The reality is, of course, quite different from these philosophical fantasies. Innate inequalities do exist, but they are not immutable. Inequities are not a matter of speculation or pure reasoning; they engulf the whole of humanity. The relationship between morality and fairness is the reverse of what the neoconservatives believe: what is unfair should be considered immoral, not the other way round.

And if the poor should resignedly accept the blame for their condition, it is not because they know more about themselves or about life—as it is simplistically alleged. Rather, it is because they know precious little about the absurdities of existing social relationships (and about the incongruities of international distribution of wealth and power). In a word they may not know how much less rewarding, even if easier, it is to engage in self-pity than to demand opportunities for self-improvement.

Finally, the new global balance would require some internationally agreed-upon restrictions on resource waste and conspicuous consumption which breed world polarization and tension.
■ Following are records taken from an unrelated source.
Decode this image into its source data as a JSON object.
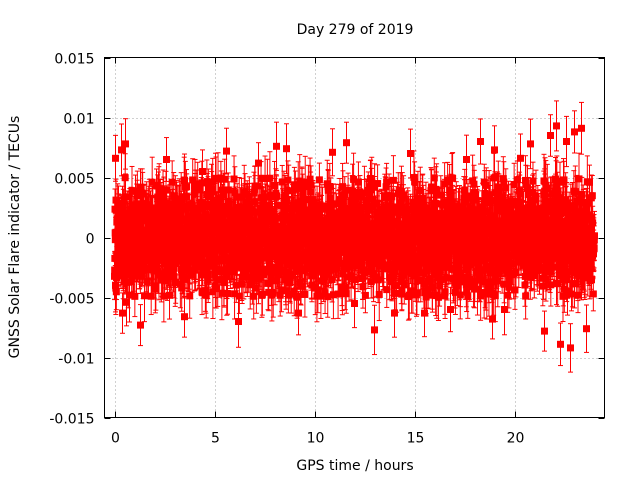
{
  "chart_data": {
    "type": "scatter",
    "title": "Day 279 of 2019",
    "xlabel": "GPS time / hours",
    "ylabel": "GNSS Solar Flare indicator / TECUs",
    "xlim": [
      -0.5,
      24.5
    ],
    "ylim": [
      -0.015,
      0.015
    ],
    "x_ticks": [
      0,
      5,
      10,
      15,
      20
    ],
    "x_tick_labels": [
      "0",
      "5",
      "10",
      "15",
      "20"
    ],
    "y_ticks": [
      0.015,
      0.01,
      0.005,
      0,
      -0.005,
      -0.01,
      -0.015
    ],
    "y_tick_labels": [
      "0.015",
      "0.01",
      "0.005",
      "0",
      "-0.005",
      "-0.01",
      "-0.015"
    ],
    "grid": true,
    "color": "#ff0000",
    "marker": "filled-square-with-y-error-bars",
    "series": [
      {
        "name": "indicator",
        "x_range": [
          0,
          24
        ],
        "point_count": 2880,
        "bulk_range": [
          -0.005,
          0.005
        ],
        "typical_error": 0.0018,
        "outliers": [
          {
            "x": 0.05,
            "y": 0.0066
          },
          {
            "x": 0.35,
            "y": 0.0073
          },
          {
            "x": 0.55,
            "y": 0.0078
          },
          {
            "x": 0.4,
            "y": -0.0063
          },
          {
            "x": 1.3,
            "y": -0.0073
          },
          {
            "x": 2.6,
            "y": 0.0065
          },
          {
            "x": 3.5,
            "y": -0.0066
          },
          {
            "x": 5.6,
            "y": 0.0072
          },
          {
            "x": 6.2,
            "y": -0.007
          },
          {
            "x": 7.2,
            "y": 0.0062
          },
          {
            "x": 8.1,
            "y": 0.0076
          },
          {
            "x": 8.6,
            "y": 0.0074
          },
          {
            "x": 9.2,
            "y": -0.0063
          },
          {
            "x": 10.9,
            "y": 0.0071
          },
          {
            "x": 11.6,
            "y": 0.0079
          },
          {
            "x": 12.0,
            "y": -0.0055
          },
          {
            "x": 13.0,
            "y": -0.0077
          },
          {
            "x": 14.0,
            "y": -0.0063
          },
          {
            "x": 14.8,
            "y": 0.007
          },
          {
            "x": 15.5,
            "y": -0.0063
          },
          {
            "x": 17.6,
            "y": 0.0065
          },
          {
            "x": 18.3,
            "y": 0.008
          },
          {
            "x": 18.9,
            "y": -0.0068
          },
          {
            "x": 19.0,
            "y": 0.0073
          },
          {
            "x": 20.3,
            "y": 0.0066
          },
          {
            "x": 20.8,
            "y": 0.0078
          },
          {
            "x": 21.5,
            "y": -0.0078
          },
          {
            "x": 21.8,
            "y": 0.0085
          },
          {
            "x": 22.1,
            "y": 0.0093
          },
          {
            "x": 22.3,
            "y": -0.0089
          },
          {
            "x": 22.6,
            "y": 0.008
          },
          {
            "x": 22.8,
            "y": -0.0092
          },
          {
            "x": 23.0,
            "y": 0.0088
          },
          {
            "x": 23.35,
            "y": 0.0091
          },
          {
            "x": 23.6,
            "y": -0.0076
          },
          {
            "x": 0.6,
            "y": -0.0054
          },
          {
            "x": 4.4,
            "y": 0.0055
          },
          {
            "x": 16.8,
            "y": -0.006
          },
          {
            "x": 19.5,
            "y": -0.006
          }
        ]
      }
    ]
  }
}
Such covenants may include cleaning up international rivers and lakes, more efficient international transportation, less nationalistic immigration laws, better human settlements, more equitable seabed exploration, population control, energy rationing, restrictions on grainfeeding of livestock, more globally efficient use of fertilizers, and so forth.

In short, the new international balance would emphasize the satisfaction of basic human needs in food, health, housing, education, and employment as its overriding objective. At the heart of this balance is both a domestic and an international economic strategy. The internal strategy focuses on fair distribution of national opportunities and incomes by observing the requirements of adjusted growth. The international strategy underlines equitable sharing of world resources, technology, and production by following the rules of shared growth.

In this cooperative new order for an interdependent world the rich and the poor would each have their own crosses to bear. The new order has no brief for ideologically based state intervention in the domestic economy, nor for expanded international regimentation. It removes neither individual nor national responsibility for self-development and progress. It only calls for certain pragmatic tradeoffs between unfettered growth and marketplace efficiency on the one hand, and global cooperation and equity on the other.

Under this new order, world growth and efficiency may not be maximized; but it would not be a rat race or a mindless competition for wasteful consumption. There would be sustainable growth, tempered with distributional equity, and ensured by adequate incentives for this generation as well as those yet to come.